All it takes is the right thinking and courageous
personality to do the right thing.
---
Raoul Wallenberg, a Fearless Man
Nurit
Greenger | August 6, 2013
Today,
August 5th, 2013, a ceremony took place to commemorate the 101st birthday of and
to rededicate the 18-foot sculpture of Raoul Wallenberg, the Swedish hero who
saved the life of tens of thousands of Jews during the Holocaust. The Raoul
Wallenberg square is at the intersection of Beverly Boulevard and Fairfax
Avenue in Los Angeles. It is the first time an intersection has been named
after an individual.
The
sculpture, standing for nearly 25 years, which many do not
know exists, today came to be a center of attention. It was created and donated
by the Italian artist Franco Assetto and was first unveiled on December 4th,
1988. Raoul Wallenberg was The Swedish Angel Of Rescue. The statue
features a bronze silhouette of a man with his hand extended, flanked by two
stainless steel wings, symbolizing Wallenberg’s role as an angel of rescue.
The
drive to create the monument was spearheaded by John Brooks, a Hungarian Jew
who was saved by Wallenberg, and Zev
Yaroslavsky, the outgoing Los Angeles County Supervisor.
Raoul Wallenberg was a Swedish architect, businessman,
diplomat and humanitarian. His memory is celebrated for his successful efforts to
rescue about 100,000 Jews in Nazi occupied Hungary during the
Holocaust from Hungarian Fascists and the Nazis during the later stages of WWII.
While serving as Sweden's special envoy in Budapest, between
July and December 1944, Wallenberg issued Schutz-Passes, meaning protective
passports, and sheltered Jews in buildings designated as Swedish territory and
thus saved tens of thousands of lives of men, women and children.
Raoul Wallenberg was a young man, a son of Sweden, a man
of the world who possessed monumental courage and heroism. He shielded Jews
behind the blue and yellow flag of Sweden in order to rescue them and did not
hesitate to follow Jews on the march to their death with food and water while
defying the Nazis' orders.
Many
Holocaust survivors, Mr. Oliver Pinter, Deputy Consul General of Hungary and a
long list of government and city officials attended the ceremony, emceed by
Terry Friedman, president of Jewish Family Service of Los Angeles; the ceremony
took place under the auspices of Jewish Family
Service in Los Angeles, David Segal, the Consul General of Israel, Raoul
Wallenberg Centennial Celebration Committee, Chase Bank, on its property the
statue stands, CBS television, Simon Wiesenthal
Center, Claims Conference on Jewish Material, Los Angeles Museum of the
Holocaust, The Jewish Federation and
Councilmember Paul Koretz. What was missing were the youths, the generation
that must carry on the torch of 'Never Again'.
Much
was written about Raoul Wallenberg and the reader can search for detailed
information of this hero.
What
Raoul Wallenberg did must set the tone of rescue, resistance and world
responsibility. For Mr. Wallenberg the conventional rule did not apply.
For
his heroism Raoul Wallenberg received the American Gold Medal and he is part of
a short list of only 31 non-Americans who received the Medal.
For
Raoul Wallenberg it was always about to do the right thing, no matter what. He fearlessly
challenged the Nazis. He followed the Jewish saying, he who saves a single life
as if he saved the entire world. And Wallenberg personified that by his actions.

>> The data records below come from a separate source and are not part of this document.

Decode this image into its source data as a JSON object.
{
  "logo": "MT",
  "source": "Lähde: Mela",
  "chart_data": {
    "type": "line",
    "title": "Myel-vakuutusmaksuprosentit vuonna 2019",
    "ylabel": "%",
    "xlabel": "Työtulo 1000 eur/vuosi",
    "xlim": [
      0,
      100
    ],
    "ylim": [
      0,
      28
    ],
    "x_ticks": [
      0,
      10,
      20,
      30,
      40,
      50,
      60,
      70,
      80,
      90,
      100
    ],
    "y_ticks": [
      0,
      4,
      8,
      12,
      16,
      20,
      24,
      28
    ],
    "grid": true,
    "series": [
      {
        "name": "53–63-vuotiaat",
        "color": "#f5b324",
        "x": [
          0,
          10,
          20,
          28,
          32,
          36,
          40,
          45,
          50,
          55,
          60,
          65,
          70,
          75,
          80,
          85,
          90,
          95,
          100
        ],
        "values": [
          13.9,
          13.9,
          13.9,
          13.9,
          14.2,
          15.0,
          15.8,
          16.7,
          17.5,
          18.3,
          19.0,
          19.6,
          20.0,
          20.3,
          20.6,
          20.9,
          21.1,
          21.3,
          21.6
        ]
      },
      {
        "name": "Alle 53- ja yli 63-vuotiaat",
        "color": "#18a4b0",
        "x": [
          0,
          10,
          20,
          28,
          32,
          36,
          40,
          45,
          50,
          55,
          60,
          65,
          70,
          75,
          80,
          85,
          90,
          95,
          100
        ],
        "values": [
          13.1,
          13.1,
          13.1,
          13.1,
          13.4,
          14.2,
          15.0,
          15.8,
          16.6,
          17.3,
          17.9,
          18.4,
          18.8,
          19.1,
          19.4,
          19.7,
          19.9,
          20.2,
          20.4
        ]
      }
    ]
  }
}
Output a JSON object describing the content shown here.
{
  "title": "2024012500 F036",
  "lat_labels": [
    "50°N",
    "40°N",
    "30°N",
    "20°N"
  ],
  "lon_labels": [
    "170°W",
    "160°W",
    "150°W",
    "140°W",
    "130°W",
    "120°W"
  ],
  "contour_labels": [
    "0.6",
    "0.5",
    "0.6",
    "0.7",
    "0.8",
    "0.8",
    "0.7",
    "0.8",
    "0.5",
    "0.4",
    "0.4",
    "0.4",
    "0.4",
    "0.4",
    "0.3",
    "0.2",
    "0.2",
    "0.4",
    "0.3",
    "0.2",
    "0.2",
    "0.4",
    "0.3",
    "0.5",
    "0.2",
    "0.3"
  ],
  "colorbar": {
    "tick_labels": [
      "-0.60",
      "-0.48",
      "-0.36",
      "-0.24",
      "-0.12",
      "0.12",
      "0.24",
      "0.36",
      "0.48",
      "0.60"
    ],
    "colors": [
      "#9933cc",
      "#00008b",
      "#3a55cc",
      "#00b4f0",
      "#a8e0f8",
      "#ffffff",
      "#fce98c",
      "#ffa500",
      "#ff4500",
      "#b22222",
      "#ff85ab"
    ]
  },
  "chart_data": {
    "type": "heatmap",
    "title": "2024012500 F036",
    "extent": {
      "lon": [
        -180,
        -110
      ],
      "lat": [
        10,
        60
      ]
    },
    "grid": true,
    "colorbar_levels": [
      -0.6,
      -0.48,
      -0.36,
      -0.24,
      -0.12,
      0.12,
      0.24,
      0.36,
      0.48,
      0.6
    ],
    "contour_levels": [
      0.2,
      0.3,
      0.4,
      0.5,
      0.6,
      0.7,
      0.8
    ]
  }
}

It is the Jewish nation's responsibility to enshrine his legacy.
Take a drive to Raoul Wallenberg square, face history and
look it in the eye. Pay homage to a man whose kindness and lack of selfishness
were unstoppable; a righteous man who did not think that there is any other way
but to jump on the trains that carried Jews to their death and try pull, even
if one Jew off the train and save him or her.

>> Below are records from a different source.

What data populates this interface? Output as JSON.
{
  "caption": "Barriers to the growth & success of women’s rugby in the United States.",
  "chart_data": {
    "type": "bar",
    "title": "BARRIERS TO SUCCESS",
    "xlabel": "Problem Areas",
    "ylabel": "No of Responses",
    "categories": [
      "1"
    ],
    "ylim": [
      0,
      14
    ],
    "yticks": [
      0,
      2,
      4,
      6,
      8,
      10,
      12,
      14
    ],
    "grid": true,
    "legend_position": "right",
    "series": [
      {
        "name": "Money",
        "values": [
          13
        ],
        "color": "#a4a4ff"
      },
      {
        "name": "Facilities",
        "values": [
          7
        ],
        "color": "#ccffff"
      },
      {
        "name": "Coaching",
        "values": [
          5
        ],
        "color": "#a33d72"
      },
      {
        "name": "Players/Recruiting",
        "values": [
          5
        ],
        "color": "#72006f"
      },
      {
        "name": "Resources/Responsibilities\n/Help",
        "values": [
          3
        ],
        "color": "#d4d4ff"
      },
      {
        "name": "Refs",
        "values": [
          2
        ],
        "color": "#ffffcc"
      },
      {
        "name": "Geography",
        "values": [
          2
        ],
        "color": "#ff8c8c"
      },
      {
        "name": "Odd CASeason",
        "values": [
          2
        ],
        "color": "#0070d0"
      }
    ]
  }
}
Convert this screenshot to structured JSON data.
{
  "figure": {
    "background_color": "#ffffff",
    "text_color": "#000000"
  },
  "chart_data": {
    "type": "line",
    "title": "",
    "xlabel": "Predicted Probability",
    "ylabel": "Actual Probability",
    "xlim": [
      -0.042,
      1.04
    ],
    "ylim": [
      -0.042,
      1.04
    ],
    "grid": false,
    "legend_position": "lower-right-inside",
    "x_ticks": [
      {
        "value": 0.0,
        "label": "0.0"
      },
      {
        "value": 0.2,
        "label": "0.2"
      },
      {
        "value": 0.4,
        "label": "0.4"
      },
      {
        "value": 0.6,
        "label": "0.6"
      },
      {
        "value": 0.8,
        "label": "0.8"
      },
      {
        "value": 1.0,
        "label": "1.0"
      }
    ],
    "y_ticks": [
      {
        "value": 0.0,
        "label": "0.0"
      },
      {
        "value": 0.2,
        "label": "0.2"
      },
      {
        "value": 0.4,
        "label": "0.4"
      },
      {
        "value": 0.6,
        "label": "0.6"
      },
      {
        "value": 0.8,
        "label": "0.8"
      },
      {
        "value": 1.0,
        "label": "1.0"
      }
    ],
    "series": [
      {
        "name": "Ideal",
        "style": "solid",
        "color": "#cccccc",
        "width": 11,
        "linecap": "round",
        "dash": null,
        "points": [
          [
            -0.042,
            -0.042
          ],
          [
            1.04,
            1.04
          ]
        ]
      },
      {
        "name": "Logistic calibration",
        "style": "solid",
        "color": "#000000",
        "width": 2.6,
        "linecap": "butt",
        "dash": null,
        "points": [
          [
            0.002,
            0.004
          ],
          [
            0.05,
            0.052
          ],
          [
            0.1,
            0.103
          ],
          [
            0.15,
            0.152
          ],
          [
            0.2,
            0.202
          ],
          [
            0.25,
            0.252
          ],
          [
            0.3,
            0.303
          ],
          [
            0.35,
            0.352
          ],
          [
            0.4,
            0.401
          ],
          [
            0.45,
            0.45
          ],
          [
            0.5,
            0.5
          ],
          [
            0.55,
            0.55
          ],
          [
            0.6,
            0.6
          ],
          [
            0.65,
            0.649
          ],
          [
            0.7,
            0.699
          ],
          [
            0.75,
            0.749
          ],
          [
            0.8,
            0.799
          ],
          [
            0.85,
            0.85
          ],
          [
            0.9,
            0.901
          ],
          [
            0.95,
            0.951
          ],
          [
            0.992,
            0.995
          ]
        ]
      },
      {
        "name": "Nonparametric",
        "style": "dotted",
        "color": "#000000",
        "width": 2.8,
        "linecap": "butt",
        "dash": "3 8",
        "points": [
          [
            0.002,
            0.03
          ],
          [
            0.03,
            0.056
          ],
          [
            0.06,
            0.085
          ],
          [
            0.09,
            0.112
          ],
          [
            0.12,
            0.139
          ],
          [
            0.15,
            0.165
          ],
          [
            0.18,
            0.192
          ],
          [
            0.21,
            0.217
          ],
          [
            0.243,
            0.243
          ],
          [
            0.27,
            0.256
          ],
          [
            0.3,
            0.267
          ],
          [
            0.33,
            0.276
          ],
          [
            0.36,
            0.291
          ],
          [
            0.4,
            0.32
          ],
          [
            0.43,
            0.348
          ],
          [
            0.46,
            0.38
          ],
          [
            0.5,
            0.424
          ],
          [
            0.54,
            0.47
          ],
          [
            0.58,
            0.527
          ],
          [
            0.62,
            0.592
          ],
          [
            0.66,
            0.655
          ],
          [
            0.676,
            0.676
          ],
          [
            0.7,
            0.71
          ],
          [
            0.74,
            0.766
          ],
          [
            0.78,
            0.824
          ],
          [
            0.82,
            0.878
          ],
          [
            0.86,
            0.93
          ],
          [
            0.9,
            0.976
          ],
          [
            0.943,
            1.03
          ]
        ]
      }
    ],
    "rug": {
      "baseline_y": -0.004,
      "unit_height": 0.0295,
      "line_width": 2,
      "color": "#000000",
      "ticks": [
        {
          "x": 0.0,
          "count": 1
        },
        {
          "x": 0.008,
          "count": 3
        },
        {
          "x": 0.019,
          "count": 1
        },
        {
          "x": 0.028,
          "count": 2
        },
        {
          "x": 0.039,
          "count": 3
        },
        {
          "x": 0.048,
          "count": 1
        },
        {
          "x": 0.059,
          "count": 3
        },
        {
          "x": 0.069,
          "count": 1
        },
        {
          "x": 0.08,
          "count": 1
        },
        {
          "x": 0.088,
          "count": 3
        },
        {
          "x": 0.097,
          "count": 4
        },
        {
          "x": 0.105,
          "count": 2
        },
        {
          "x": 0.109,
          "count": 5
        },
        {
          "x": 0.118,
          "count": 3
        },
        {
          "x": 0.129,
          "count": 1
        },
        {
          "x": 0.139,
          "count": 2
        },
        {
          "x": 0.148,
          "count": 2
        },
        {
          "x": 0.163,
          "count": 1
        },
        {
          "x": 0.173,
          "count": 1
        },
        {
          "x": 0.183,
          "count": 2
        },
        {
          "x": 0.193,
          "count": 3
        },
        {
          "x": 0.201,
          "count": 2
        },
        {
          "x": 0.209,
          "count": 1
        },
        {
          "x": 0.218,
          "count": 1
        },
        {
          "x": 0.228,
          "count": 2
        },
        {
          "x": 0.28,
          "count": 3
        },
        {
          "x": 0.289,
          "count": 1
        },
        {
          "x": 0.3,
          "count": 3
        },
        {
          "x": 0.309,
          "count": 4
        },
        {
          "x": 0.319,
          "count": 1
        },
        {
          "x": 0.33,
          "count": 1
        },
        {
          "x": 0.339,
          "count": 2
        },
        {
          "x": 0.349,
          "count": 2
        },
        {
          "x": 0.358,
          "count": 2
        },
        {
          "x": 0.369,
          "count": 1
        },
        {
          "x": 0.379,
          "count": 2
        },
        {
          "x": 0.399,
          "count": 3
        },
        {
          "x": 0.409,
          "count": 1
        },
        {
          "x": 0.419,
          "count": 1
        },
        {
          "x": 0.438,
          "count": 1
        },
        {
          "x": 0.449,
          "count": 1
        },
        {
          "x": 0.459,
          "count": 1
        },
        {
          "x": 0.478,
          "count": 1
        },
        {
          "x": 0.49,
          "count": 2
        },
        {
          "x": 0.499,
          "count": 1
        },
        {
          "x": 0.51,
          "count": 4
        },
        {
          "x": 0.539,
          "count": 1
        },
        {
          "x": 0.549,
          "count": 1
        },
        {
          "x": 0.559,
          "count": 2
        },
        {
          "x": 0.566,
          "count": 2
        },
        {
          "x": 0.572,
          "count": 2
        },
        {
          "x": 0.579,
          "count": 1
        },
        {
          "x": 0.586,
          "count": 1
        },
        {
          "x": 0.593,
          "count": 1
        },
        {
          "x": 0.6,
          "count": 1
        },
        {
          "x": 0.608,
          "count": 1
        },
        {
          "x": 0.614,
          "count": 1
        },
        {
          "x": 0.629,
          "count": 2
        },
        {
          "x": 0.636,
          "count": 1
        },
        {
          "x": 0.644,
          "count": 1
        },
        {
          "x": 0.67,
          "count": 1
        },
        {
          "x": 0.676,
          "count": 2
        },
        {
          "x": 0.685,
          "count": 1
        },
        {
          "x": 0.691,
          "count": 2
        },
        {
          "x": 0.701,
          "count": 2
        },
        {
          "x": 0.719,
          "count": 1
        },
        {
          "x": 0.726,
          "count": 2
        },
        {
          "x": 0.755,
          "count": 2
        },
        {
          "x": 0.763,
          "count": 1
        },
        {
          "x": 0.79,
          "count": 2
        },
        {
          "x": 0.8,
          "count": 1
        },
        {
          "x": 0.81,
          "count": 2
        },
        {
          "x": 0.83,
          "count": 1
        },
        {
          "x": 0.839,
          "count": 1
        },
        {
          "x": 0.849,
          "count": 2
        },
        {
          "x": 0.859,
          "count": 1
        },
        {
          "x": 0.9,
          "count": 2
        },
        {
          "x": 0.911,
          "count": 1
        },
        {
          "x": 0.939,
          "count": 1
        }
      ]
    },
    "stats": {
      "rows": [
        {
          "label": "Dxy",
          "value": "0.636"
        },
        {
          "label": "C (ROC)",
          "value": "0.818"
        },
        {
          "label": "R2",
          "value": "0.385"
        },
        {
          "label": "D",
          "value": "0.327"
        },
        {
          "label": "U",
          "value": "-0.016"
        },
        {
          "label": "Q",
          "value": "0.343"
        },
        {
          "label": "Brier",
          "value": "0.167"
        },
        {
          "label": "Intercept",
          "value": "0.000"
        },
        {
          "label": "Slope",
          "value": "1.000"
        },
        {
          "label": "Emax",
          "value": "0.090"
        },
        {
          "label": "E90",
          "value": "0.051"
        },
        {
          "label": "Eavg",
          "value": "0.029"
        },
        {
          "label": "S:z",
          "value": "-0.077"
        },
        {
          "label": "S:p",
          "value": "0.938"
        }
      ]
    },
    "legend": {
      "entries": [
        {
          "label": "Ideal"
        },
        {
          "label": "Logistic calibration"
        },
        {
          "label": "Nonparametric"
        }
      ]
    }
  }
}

Raoul Wallenberg was a young man with courage only few
have. His fate is unknown and his life mission never fully fulfilled. But when
alive he risked it all for the sake of humanity and made the difference like
only few have done.
On
the bank of the Danube River in Budapest there is a monument made of shoes of
Jewish men and women who did not have that luck to be saved by Raoul Wallenberg
and Andrew Stevens (Rebel with a Cause: The Amazing True Stories of an Urban
Partisan in WW II, by Andrew E.
Stevens (Author -
http://www.amazon.com/Rebel-Cause-Amazing-Partisan-INSCRIBED/dp/B00CQ1WHJS) who
used the pen and their craftiness and compassion to save life. Their motto was,
when the stakes are high we have the obligation to
rectify.
It
is not enough to bear witness to the evil of man. One has to take charge and
responsibility and do something to fulfill the 'Never Again'.